Ruud Batist is someone who is always striving for perfection in everything he does and as co-owner of Batist Oranjepolder he works hard to ensure the operation is setup for success. When it comes to the greenhouse climate no detail is overlooked, so its not surprise that Batist pays special attention to the light levels in his greenhouse.
“Climate screens are essential to the cultivation of gerberas as they prevent plant stress and sunburn. We formerly white washed for years, but painting restricted the light and heating potential on cloudy days, when you want to let in as much sunlight as possible. In need of a more flexible and efficient solution, I opted to install a new screen that allowed more mobility and on-demand control."
Batist was the first gerbera grower to invest in Svensson’s new Harmony 2315 O FR screen. As a climate screen that’s characterized as having a high level of transparency, only 23 percent of the light is blocked. Another key benefit of Harmony screens is the sophisticated light distribution, which allows sunlight to penetrate deeper and more evenly into the crop.
“In 2015, at my other location, I purchased a Harmony screen and that blocked 33 percent of light,” tells Batist. “However, this is an older and darker greenhouse and therefore the plants require more light.

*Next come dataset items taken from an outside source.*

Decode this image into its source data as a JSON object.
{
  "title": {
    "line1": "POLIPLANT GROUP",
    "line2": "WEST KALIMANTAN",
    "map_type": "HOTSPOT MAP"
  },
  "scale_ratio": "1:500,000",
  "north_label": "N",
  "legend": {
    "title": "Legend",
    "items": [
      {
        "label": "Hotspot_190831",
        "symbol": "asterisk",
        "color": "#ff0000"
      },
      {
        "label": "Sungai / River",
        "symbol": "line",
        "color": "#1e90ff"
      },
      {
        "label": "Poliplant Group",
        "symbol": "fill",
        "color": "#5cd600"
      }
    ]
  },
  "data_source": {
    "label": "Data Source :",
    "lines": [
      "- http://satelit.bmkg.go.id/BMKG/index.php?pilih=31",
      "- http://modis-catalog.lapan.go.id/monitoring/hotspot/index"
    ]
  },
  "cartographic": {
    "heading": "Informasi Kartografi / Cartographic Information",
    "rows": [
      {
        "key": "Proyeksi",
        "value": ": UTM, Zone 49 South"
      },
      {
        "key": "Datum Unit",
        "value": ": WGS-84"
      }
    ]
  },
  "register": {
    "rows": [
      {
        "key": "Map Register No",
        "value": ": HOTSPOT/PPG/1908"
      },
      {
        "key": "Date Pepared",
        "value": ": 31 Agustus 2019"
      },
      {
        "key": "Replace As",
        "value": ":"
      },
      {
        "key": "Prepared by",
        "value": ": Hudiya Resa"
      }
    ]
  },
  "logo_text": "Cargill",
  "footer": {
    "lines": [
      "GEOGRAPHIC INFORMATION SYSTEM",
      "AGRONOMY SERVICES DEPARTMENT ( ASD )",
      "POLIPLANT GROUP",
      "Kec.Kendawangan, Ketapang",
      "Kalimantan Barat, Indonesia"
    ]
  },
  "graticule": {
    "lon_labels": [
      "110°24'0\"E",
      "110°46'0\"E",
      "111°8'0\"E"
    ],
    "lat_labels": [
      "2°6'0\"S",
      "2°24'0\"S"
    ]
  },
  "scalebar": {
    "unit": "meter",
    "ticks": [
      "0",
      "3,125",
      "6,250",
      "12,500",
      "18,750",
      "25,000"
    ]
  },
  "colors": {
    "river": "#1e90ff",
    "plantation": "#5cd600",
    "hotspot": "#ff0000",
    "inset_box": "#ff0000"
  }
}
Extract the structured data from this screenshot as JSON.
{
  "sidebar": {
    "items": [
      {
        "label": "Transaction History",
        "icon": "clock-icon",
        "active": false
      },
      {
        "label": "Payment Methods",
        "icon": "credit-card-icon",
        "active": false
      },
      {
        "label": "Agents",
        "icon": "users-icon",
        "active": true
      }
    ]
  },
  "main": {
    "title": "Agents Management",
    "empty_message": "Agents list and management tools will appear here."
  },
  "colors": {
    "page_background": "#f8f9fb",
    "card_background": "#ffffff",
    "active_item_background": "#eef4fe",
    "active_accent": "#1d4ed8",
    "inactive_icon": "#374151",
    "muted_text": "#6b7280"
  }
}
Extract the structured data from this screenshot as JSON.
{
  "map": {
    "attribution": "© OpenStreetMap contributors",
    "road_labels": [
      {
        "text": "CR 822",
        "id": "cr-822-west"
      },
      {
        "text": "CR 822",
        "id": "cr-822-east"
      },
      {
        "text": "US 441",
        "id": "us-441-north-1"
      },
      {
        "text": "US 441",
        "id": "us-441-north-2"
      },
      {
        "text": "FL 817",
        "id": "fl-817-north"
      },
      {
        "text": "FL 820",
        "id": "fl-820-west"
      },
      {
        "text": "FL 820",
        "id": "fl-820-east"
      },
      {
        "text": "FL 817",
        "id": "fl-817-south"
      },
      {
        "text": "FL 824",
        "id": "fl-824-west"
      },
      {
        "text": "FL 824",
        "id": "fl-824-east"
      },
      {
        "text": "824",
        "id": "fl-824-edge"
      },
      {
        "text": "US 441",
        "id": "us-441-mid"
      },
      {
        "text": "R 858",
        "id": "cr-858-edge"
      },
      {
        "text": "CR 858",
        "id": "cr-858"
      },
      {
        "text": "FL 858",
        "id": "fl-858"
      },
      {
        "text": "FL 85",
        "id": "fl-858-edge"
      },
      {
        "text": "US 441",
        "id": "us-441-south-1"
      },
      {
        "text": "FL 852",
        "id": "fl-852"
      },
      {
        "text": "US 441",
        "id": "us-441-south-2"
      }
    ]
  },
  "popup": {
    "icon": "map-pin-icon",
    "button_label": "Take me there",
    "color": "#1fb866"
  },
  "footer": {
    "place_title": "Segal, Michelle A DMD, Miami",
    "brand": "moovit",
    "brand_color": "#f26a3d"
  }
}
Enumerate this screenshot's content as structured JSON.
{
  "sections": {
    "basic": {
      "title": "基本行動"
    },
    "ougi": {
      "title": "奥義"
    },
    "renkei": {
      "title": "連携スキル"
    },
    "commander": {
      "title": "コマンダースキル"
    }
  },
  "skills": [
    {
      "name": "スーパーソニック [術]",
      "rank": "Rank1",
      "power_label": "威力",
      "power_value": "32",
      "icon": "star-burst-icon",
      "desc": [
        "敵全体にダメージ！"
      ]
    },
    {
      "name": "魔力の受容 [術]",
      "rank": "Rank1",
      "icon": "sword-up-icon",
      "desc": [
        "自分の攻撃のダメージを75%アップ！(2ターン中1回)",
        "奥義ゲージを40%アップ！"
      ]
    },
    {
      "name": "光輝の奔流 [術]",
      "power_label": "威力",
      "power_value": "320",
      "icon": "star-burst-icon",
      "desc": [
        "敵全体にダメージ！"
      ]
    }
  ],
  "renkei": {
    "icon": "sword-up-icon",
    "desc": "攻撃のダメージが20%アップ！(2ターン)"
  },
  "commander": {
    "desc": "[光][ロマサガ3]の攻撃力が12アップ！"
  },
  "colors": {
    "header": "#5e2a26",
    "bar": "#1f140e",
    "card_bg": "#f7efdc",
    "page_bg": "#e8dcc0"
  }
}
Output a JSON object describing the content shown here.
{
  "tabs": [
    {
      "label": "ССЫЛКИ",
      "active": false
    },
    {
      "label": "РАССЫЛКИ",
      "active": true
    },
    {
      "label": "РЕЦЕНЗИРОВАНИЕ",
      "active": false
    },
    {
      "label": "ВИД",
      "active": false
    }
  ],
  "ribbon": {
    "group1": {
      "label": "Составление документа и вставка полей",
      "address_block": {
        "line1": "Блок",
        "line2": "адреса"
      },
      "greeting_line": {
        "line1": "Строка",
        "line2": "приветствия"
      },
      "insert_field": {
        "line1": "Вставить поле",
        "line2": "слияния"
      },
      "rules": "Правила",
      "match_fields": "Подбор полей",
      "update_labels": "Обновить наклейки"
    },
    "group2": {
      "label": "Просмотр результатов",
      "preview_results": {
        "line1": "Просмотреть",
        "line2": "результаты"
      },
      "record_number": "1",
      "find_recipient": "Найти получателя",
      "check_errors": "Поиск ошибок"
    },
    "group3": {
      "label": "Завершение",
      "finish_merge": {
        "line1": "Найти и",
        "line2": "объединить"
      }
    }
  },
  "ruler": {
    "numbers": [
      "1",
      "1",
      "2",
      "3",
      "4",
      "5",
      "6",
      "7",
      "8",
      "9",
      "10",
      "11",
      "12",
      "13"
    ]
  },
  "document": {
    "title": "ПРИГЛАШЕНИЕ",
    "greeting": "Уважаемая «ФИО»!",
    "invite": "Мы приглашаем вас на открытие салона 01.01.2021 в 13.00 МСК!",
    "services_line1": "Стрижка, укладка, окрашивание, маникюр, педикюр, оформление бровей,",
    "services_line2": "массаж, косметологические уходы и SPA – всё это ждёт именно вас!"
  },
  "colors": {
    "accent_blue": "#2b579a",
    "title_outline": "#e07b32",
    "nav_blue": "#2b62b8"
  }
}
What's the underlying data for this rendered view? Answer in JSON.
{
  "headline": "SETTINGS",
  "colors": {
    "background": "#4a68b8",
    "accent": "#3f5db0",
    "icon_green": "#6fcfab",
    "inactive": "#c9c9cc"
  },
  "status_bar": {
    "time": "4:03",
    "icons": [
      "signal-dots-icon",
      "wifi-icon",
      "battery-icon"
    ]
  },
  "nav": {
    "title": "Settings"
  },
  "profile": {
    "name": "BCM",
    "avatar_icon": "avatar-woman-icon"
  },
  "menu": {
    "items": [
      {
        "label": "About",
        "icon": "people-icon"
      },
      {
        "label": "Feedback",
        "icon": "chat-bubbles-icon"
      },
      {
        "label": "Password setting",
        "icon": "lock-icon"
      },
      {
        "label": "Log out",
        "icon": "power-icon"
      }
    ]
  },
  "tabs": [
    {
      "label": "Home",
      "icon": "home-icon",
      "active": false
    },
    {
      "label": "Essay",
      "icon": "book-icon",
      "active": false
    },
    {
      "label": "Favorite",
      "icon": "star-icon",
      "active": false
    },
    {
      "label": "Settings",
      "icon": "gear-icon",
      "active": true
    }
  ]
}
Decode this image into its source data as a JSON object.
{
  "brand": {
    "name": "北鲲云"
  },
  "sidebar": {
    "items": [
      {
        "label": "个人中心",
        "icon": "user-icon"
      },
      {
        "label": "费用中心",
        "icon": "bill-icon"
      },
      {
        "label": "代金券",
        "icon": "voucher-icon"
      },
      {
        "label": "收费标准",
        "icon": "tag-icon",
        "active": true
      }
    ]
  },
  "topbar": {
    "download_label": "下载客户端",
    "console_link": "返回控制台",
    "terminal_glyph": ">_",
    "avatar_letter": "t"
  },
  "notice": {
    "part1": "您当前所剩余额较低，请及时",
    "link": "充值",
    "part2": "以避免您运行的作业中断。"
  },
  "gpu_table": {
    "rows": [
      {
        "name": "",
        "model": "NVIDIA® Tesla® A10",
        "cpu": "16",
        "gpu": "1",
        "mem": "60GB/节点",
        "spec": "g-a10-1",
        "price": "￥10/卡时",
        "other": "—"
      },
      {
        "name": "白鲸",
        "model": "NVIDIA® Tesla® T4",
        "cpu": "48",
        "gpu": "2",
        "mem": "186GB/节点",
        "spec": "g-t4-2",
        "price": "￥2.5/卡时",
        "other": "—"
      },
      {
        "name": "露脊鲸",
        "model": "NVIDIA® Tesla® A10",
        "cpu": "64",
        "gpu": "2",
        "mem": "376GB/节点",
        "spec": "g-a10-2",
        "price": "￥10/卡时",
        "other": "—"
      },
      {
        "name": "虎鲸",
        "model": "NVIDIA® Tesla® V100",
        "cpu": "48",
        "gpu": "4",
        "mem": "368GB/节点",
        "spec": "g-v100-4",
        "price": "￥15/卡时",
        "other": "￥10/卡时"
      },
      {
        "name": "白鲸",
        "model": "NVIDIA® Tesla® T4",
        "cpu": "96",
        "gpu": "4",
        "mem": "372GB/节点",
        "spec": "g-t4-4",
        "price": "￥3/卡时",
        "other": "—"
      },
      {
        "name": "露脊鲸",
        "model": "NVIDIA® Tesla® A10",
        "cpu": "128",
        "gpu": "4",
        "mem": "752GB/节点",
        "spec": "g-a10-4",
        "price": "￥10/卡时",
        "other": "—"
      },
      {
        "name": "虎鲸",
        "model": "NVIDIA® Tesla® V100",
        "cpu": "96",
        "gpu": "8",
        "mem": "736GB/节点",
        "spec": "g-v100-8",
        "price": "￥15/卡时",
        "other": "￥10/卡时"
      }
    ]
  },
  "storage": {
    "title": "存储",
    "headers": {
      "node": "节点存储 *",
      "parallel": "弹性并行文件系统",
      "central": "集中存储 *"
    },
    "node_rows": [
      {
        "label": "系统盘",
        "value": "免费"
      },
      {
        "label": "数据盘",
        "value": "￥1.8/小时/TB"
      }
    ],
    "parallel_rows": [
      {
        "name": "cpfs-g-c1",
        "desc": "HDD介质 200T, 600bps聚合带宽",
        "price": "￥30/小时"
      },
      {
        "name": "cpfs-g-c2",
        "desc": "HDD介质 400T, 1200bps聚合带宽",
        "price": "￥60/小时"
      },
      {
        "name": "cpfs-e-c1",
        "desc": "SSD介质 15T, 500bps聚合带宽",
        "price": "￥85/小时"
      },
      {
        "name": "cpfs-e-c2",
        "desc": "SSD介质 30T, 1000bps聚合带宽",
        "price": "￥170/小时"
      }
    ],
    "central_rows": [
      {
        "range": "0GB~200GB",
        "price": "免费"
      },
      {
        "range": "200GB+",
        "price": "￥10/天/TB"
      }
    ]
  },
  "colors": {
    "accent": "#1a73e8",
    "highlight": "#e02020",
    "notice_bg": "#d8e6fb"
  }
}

This is especially the case in the late summer months when the crops harden, which is one of the main reasons I decided to take the next step in terms of light transmission and made the choice to invest in Svensson's new Harmony screen.”
More overall light
Batist does not regret his decision to install Harmony 2315 O FR. “There is clearly more PAR light in the greenhouse compared to our other location. Thanks to the improved light diffusion properties of the Harmony screen you remove the harshness of the sunlight, reducing crop stress."
The optimal, even spread of light reduces shadowing in the greenhouse which is another big advantage. Thanks to the reduction of direct radiation I’m now able to close my blackout screen later in the day, creating longer days. All of these components contribute to more overall light in the greenhouse. The optimal length of the day depends on weather conditions and the crop; every crop variety reacts differently and requires differing amounts of sunlight. I’m hoping to master this in the coming period.”
The fact that more light is able to enter the greenhouse positively effects crop growth, according to the gerbera grower. “Because of the increased PAR light, the crop is able to generate more sugars which results in more buds and leaves, increasing the growth potential. In short: the crop is much more generative.” Whether or not this increases the production is still not certain. “This was too short of a period, however, my expectations are positive and it’s clear that the extra light benefits the plant. As a grower, this gives me a good feeling.”